В последующие дни Закиров метался из одного населенного пункта в другой, побывал в Каримове, Макфирове, Святовске. Преступники петляли.
Было установлено: поздно вечером в субботу их видел пастух недалеко от Макфирова. В самом селе их никто из опрошенных не приметил. Около 22 часов одного из преступников заметил сторож склада лесоматериалов Святовского поселка.
Он пояснил, что упитанный мужчина невысокого роста с бородой и длинными, как у попа, волосами черного цвета соскочил с грузовой автомашины «ЗИС-5», следовавшей со стороны Макфирова.
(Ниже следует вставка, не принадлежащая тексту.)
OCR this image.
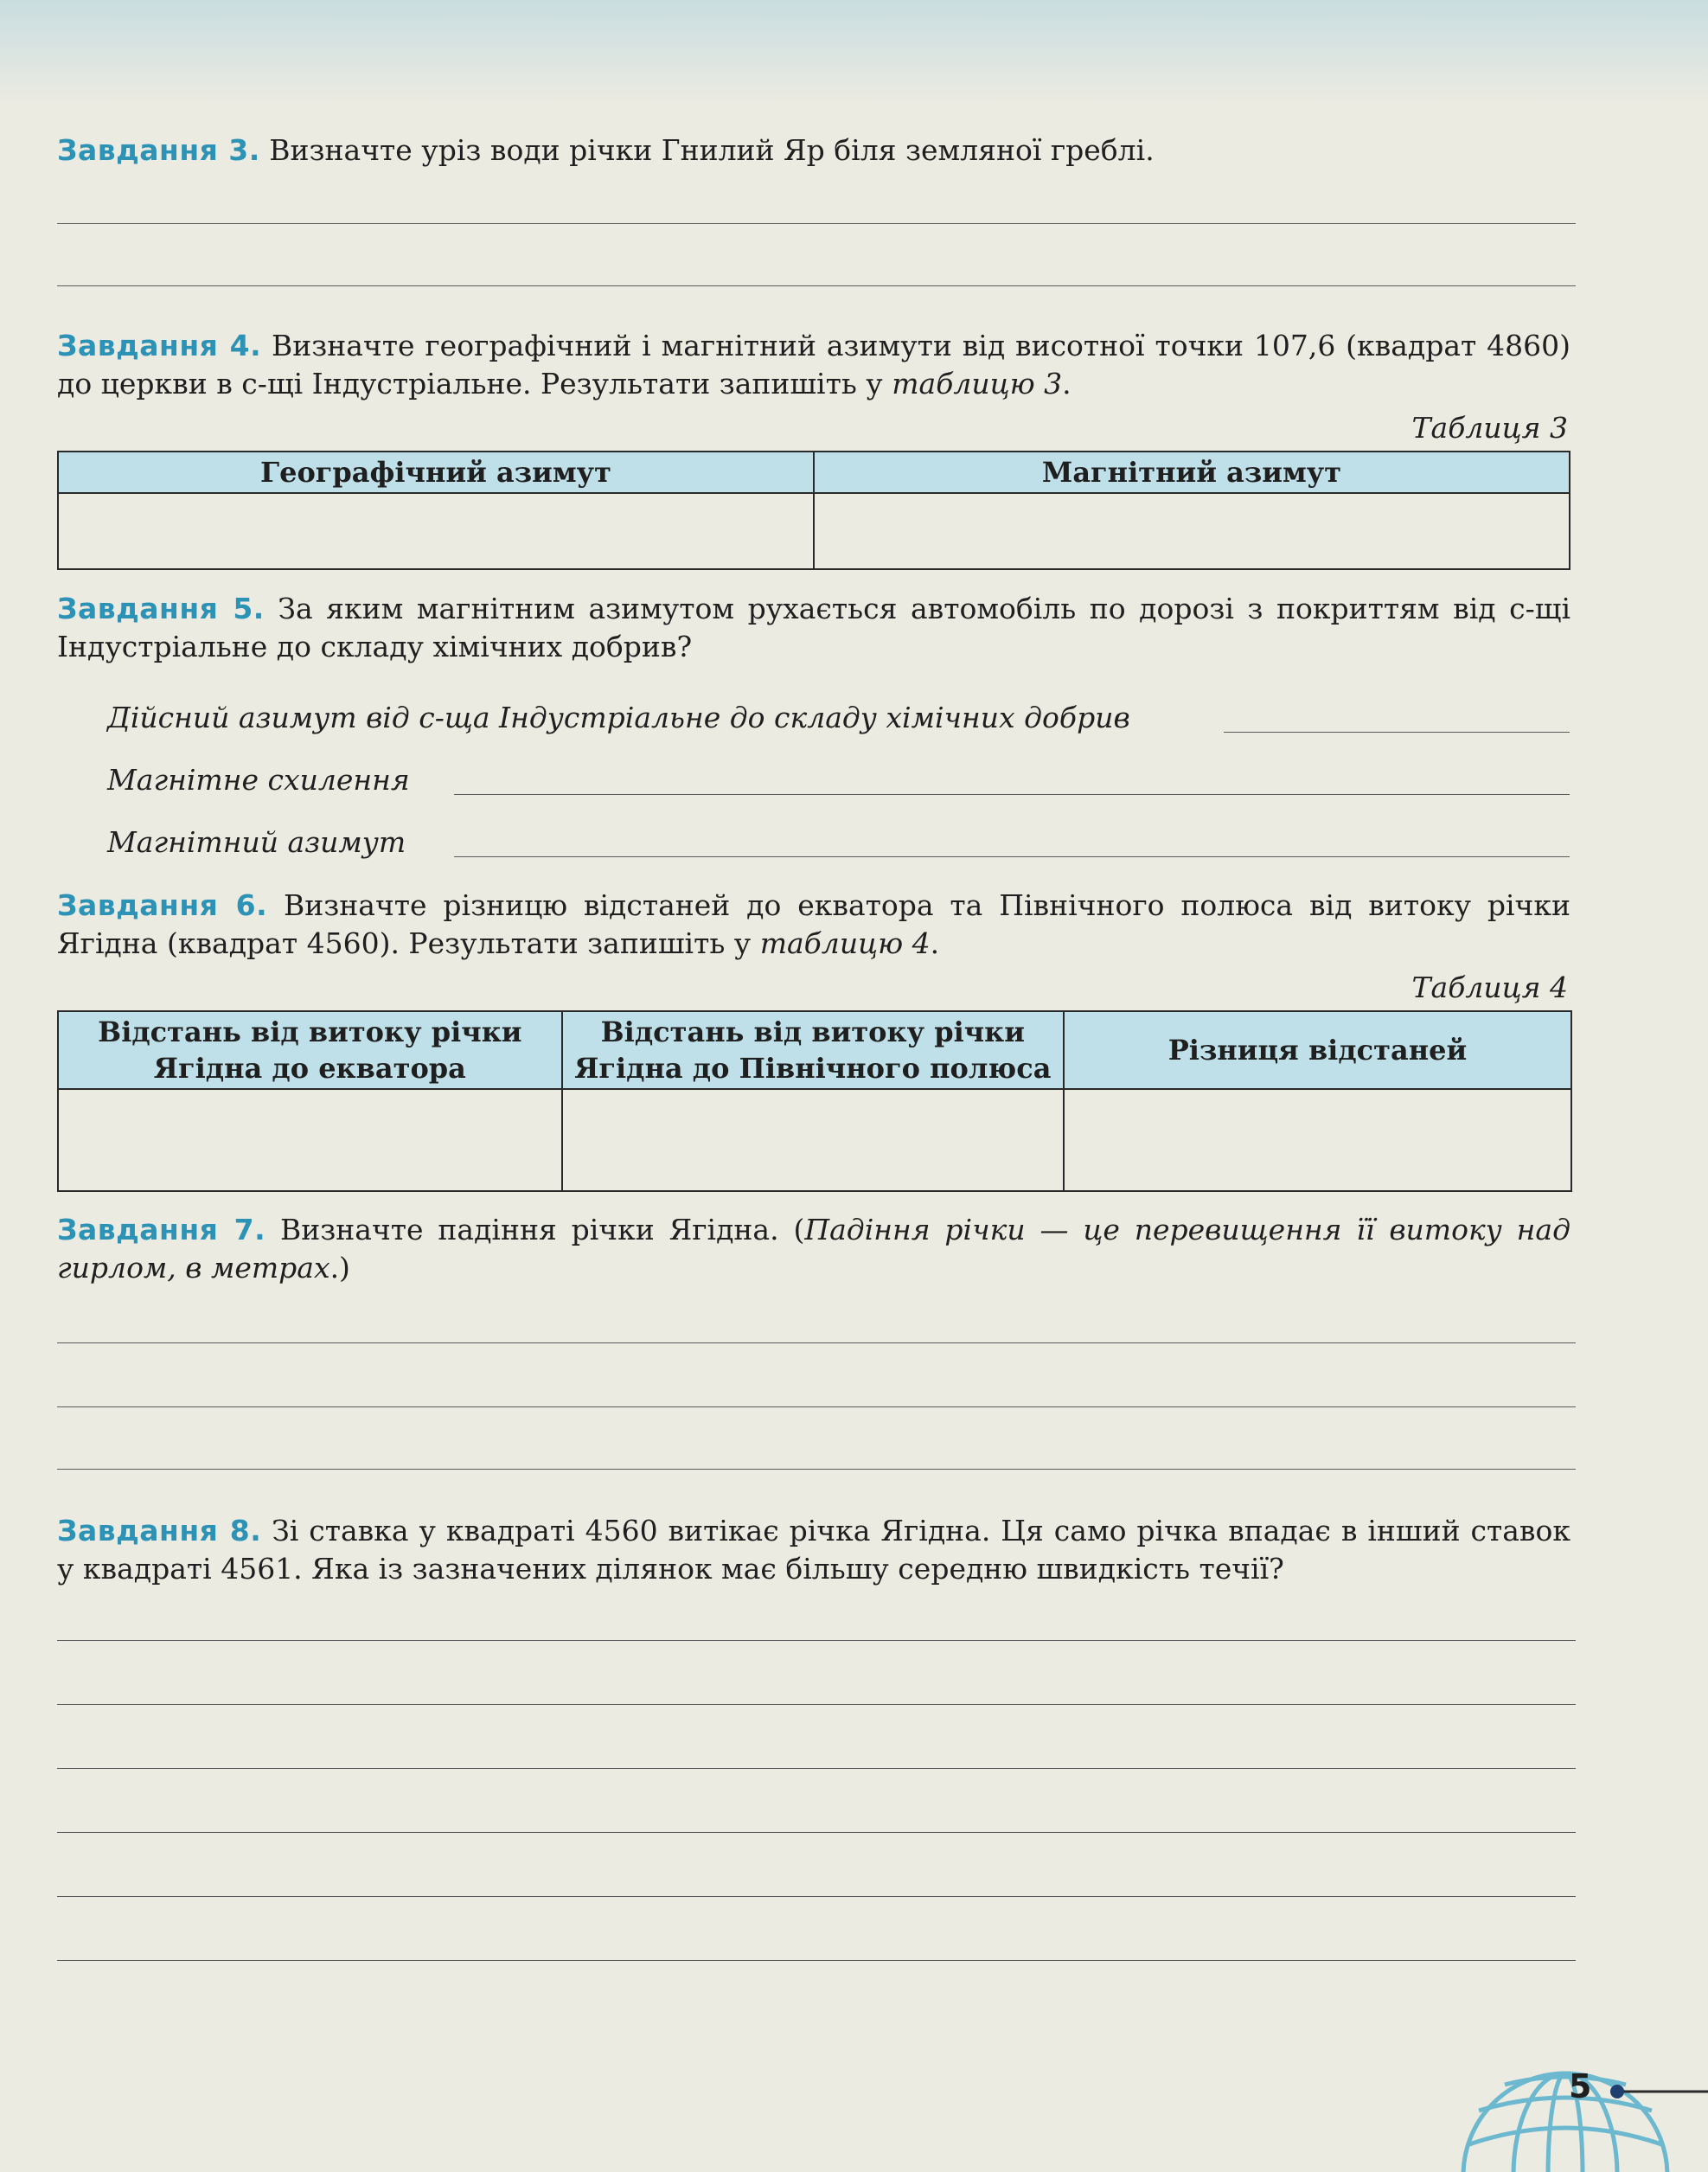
Завдання 3. Визначте уріз води річки Гнилий Яр біля земляної греблі.
Завдання 4. Визначте географічний і магнітний азимути від висотної точки 107,6 (квадрат 4860) до церкви в с-щі Індустріальне. Результати запишіть у таблицю 3.
Таблиця 3
Географічний азимут	Магнітний азимут

Завдання 5. За яким магнітним азимутом рухається автомобіль по дорозі з покриттям від с-щі Індустріальне до складу хімічних добрив?
Дійсний азимут від с-ща Індустріальне до складу хімічних добрив
Магнітне схилення
Магнітний азимут
Завдання 6. Визначте різницю відстаней до екватора та Північного полюса від витоку річки Ягідна (квадрат 4560). Результати запишіть у таблицю 4.
Таблиця 4
Відстань від витоку річки Ягідна до екватора	Відстань від витоку річки Ягідна до Північного полюса	Різниця відстаней

Завдання 7. Визначте падіння річки Ягідна. (Падіння річки — це перевищення її витоку над гирлом, в метрах.)
Завдання 8. Зі ставка у квадраті 4560 витікає річка Ягідна. Ця само річка впадає в інший ставок у квадраті 4561. Яка із зазначених ділянок має більшу середню швидкість течії?
5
Закирову удалось отыскать грузовик, принадлежавший местному колхозу «Кызыл Яр». Шофер ничего определенного не смог сказать. Лишь выразил предположение, что неизвестный мог сесть к нему в кузов с дровами, скорее всего, на повороте, у густых кустарников, где он сбавлял скорость. Это примерно в полукилометре от Макфирова.
Следы Космача, таким образом, затерялись в Святовском поселке.
От Святовска до Светловолжска можно было добраться двумя путями: на автобусе и на трамвайчике по Волге.
Но ни на автобусной станции, ни на пристани Фролова - Космача не видели.
«Если, как полагает Стеклов, в Святовске свила гнездо важная птица, которая во многом влияет на происходящие события, - размышлял Закиров, - значит, Космач не станет окапываться в этом поселке. Во всяком случае шеф вряд ли разрешил бы ему здесь околачиваться». Такой вывод перекликается и с мнением полковника Нурбанова. Следовательно, Фролова искать нужно не в этом поселке.
«А может, он ослушался своего хозяина и остался здесь?» - предположил Закиров.
И тут он вспомнил: ведь Космач ездил куда-то за город на автобусе по билету, стоимостью около рубля. За такую сумму на автобусе можно было добраться до четырех населенных пунктов, в том числе и до Святовска. Если же учесть, что Космач был раньше «чистым домушником» и не якшался с иностранной разведкой, то он мог позволить себе проживать там, где ему хотелось. Сейчас же у него, видимо, ситуация изменилась: есть шеф, который регламентирует его действия. Надо полагать, и местожительство. Если исходить из того, что раньше он приезжал в Святовск, то сюда Фролов может ездить по старой памяти, без разрешения своего хозяина.
«Видимо, в этом и кроется противоречие: между убийством Севчука, цель которого отвлечь внимание от Святовского поселка, и появлением Космача в этом населенном пункте», - подумал Закиров.
Эта догадка укрепила его решимость искать преступника именно в Святовске.
«С завтрашнего дня перееду в поселок», - решил Закиров.
Вечером, приехав из Святовска, он позвонил Бабаниной.
Ильдар был порядком измотан беготней. И, видимо, усталость притупила обычное волнение. «Кажется, уже сил на волнение не осталось», - подумал он, слушая ее голос.
- Знаешь что, Ильдар, - долетел по проводам ее голос из другого конца города, - у меня есть предложение.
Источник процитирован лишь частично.